Dual Currency System
The problem
Care work. Community organizing. Mentoring. Emotional labor. Volunteering. Showing up for a neighbor. Teaching your kid to ride a bike.
Trillions of hours of human contribution happen every year — and none of it registers in the economy. GDP doesn't count it. Employers don't value it. Society depends on it but has no way to see it, measure it, or reward it.
The work that holds communities together is invisible. The people who do it get no credit, no status, and no financial recognition. We think that's not just broken — it's a civilizational blind spot.
The hypothesis
If you give people two complementary currencies — one that flows (to signal what matters) and one that stays (to prove what you've done) — they will coordinate, contribute, and trust each other at a scale that neither money nor goodwill alone can achieve.
Dual currencies are not new
Complementary currency systems have existed for decades. Time banks. Local exchange trading systems (LETS). Community currencies. They all share an insight: money alone is a poor tool for capturing the full range of human contribution.
What's different here is the specific design: a flow layer that redistributes value universally, paired with a proof layer that permanently records what people actually do. Two currencies, one system — each solving a problem the other can't.
Helpcoins — the flow
Every participant receives 24 Helpcoins per day — one per hour, unconditionally. A form of universal basic income within the system.
You don't earn them by working. You receive them by existing. Then you decide what matters: allocate your coins to community tasks, causes, people who need support, or projects you believe in. When those tasks get done, contributors share the rewards.
At the beginning, Helpcoins may not carry much external value. But within the system, they're the mechanism that lets a community decide — collectively, daily — what deserves attention and effort. And as the system grows, so does what they represent.
PoETs — the proof
Proof of Engagement Tokens. Non-tradeable. Non-purchasable. They can only be earned.
Each PoET records a specific contribution: organizing a community event, mentoring someone, caring for an elderly neighbor, teaching a skill, mediating a conflict, building something that matters. They're permanently tied to the person who earned them.
Over time, your PoETs become a living portfolio — a more honest resume than any LinkedIn profile. Not what you say you did. What you actually did, verified by the people you did it with.
In a world drowning in fake data, fake reviews, and manufactured credibility, PoETs offer something rare: trust you can't buy. A record of human care that only exists because it actually happened.
Why this matters beyond the neighborhood
This isn't a volunteering platform.

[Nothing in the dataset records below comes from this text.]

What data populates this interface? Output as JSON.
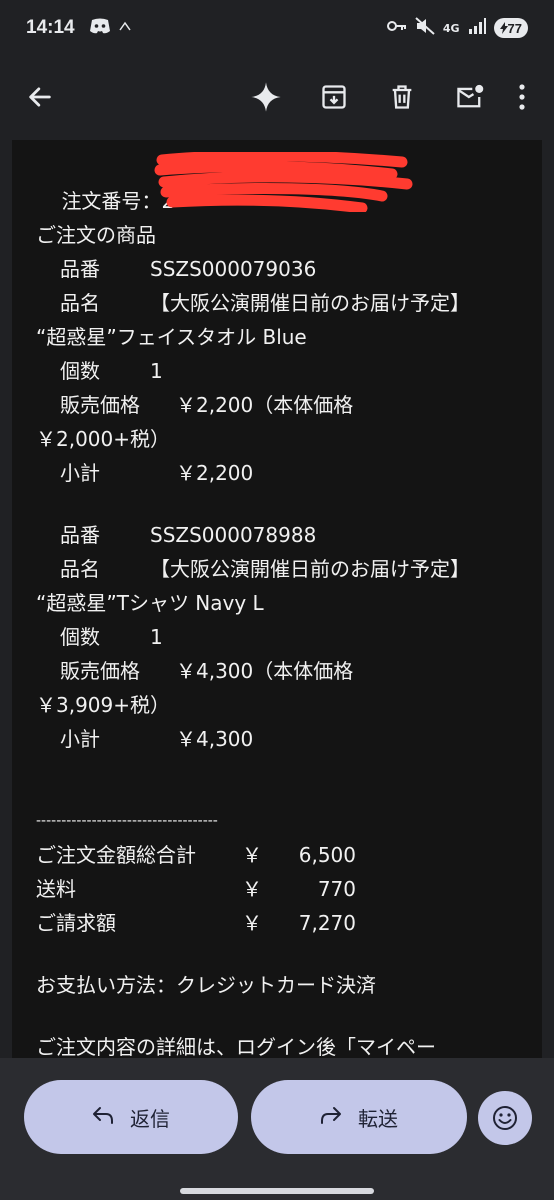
{
  "status_bar": {
    "time": "14:14",
    "network": "4G",
    "battery": "77"
  },
  "toolbar": {
    "icons": [
      "back-arrow-icon",
      "sparkle-icon",
      "archive-icon",
      "delete-icon",
      "mark-unread-icon",
      "more-vert-icon"
    ]
  },
  "email": {
    "order_number_label": "注文番号：",
    "order_number_redacted": "2",
    "items_heading": "ご注文の商品",
    "items": [
      {
        "sku_label": "品番",
        "sku": "SSZS000079036",
        "name_label": "品名",
        "name_line1": "【大阪公演開催日前のお届け予定】",
        "name_line2": "“超惑星”フェイスタオル Blue",
        "qty_label": "個数",
        "qty": "1",
        "price_label": "販売価格",
        "price": "￥2,200（本体価格",
        "price_line2": "￥2,000+税）",
        "subtotal_label": "小計",
        "subtotal": "￥2,200"
      },
      {
        "sku_label": "品番",
        "sku": "SSZS000078988",
        "name_label": "品名",
        "name_line1": "【大阪公演開催日前のお届け予定】",
        "name_line2": "“超惑星”Tシャツ Navy L",
        "qty_label": "個数",
        "qty": "1",
        "price_label": "販売価格",
        "price": "￥4,300（本体価格",
        "price_line2": "￥3,909+税）",
        "subtotal_label": "小計",
        "subtotal": "￥4,300"
      }
    ],
    "divider": "------------------------------------",
    "totals": [
      {
        "label": "ご注文金額総合計",
        "currency": "￥",
        "amount": "6,500"
      },
      {
        "label": "送料",
        "currency": "￥",
        "amount": "770"
      },
      {
        "label": "ご請求額",
        "currency": "￥",
        "amount": "7,270"
      }
    ],
    "payment": "お支払い方法：クレジットカード決済",
    "details_partial": "ご注文内容の詳細は、ログイン後「マイペー"
  },
  "actions": {
    "reply_label": "返信",
    "forward_label": "転送"
  },
  "colors": {
    "background": "#202124",
    "content_bg": "#141414",
    "pill": "#c3c7e9",
    "redaction": "#ff3b30"
  }
}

It's an experiment in making invisible labor visible — and challenging fundamental assumptions about what counts as contribution, who is productive, and how we measure the health of a society.
Where we are
This experiment has been in development for years — through multiple iterations, technical prototypes, and conversations with economists, technologists, and community builders.
We're currently exploring pilot opportunities to test the dual currency system in a real community.
Get involved
If this resonates — whether you're a community organizer, a local government, an economist, a UBI researcher, or just someone who believes invisible labor deserves to be seen — we want to hear from you.
Reach out →Open questions
- What's the right scale for a first pilot — a building, a block, a neighborhood?
- How do Helpcoins gain value over time — and should they?
- What happens when invisible labor becomes visible — does it change how people contribute?
- Can a dual currency system coexist with the traditional economy, or does it need to replace parts of it?
Imagine a story you can open any time — like a Spotify Wrapped for your life as a human. Every meal you shared. Every stranger you mentored. Every hour you sat with someone who needed presence.
Now imagine looking at that story at the end of your life. Not at a bank account. Not at what you owned. But at every time you chose to show up.
What did you do with your time here — and who did you do it for?